After the ads, a 15-year-old named Arin Ray earns four yeses with "Ain't No Sunshine," and then there's a 30-year-old guy named Josh Krajcik from Columbus Ohio who looks like a tubby slacker from Central Casting. He brought his mom, or rather she brought him, having done all the driving. She's pretty tense about what Simon's going to do to him, and assures us that Josh is a great songwriter. I'm starting to worry about Josh myself. She gets more camera time than he does, at least until he hits the stage. He's going to sing "At Last," by Etta James, and Simon is skeptical at this song choice, if not preemptively annoyed. Josh makes everyone wait through the long intro when we all know he's going to suck and then he...doesn't. In fact, his singing sounds like what Michael Bolton was trying for all those years, even as he just paces shlubbily across the stage. The whole audience loves him, and his mom is flipping shit backstage, she's so happy. After Josh is finishes, Simon talks about how he never expects to be surprised, but Josh blew him away. L.A. says he's not fooled by Josh's "before" look, saying. "You're too good." Cheryl and Paula are also impressed, and all four of them say yes, Paula adding a thanks to his mom for driving him there. "3,335 yeses," Simon says. Josh happily heads backstage to get a big, happy hug from his mom, talk about how this is the first step, and wonder where the bar is. So I guess he'll start on his "after" look later. Might as well enjoy being the male American Susan Boyle while it lasts.

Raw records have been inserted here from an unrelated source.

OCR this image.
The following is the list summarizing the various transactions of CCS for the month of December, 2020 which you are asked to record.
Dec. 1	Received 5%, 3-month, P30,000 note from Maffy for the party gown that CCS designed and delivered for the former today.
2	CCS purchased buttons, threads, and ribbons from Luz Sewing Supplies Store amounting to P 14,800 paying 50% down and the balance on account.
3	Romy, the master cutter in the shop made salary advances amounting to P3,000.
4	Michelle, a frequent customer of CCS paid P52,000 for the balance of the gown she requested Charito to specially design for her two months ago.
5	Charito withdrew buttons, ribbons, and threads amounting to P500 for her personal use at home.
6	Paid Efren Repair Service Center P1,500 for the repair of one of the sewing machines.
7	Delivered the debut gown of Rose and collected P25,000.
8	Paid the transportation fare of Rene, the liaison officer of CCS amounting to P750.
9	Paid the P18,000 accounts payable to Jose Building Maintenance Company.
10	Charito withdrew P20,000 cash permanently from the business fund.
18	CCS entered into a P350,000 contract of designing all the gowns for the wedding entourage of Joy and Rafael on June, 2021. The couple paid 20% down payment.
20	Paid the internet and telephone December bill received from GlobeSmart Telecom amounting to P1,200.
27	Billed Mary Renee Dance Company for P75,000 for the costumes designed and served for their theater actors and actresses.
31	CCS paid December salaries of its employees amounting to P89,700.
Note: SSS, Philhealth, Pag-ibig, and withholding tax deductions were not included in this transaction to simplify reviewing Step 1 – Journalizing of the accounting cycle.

After the ads, we're back in Seattle for some reason, for a whole new round of auditions. Not sure what that's about, but Nicole is going to be taking Cheryl's chair back. Montage of the four judges getting ready before the auditions, including Paula pinching her arm in her giant bracelet. It goes around your wrist, Paula, you dingbat. The judges take their seats, and we see the "first act," two heavyset, overmade-up women in hats and sunglasses supposedly just getting off the bus. It's another mother-daughter team, and mom clearly does all the talking. And when the daughter does talk, it's to show off some Mandarin she learned for when they play in China. Getting ahead of herself a bit there, I think. They take the stage, and it's the Good Girls, who Paula remembers form somewhere. "You wrote a screenplay about Simon." Which Simon has totally forgotten, probably because so many people are always writing screenplays about him. Simon asks why they started a group, and when the mother tells her story about being an old hippie, Simon realizes, "So you're the mother." Simon Cowell: saying things out loud that nobody else says since 2002. In fact, mom is 70 and the daughter is 31. They expect to be "global superstars" and "household names" in ten years. Mom tells her, "Sing," and they attempt "What's Going On" by Marvin Gaye, a capella and so badly that Simon asks, "Was that serious?" They assure him that it is, and Simon says, "It was the worst group I've ever heard in my life." Nicole adds that she likes her music with "life," rather than whatever that was, and they're sent off with four nos and Daniel Powter's "Bad Day," which, what took so long? In the White Box, they seem to think the audience was on their side. Go on thinking that, ladies. Check back in ten years when you're global superstars.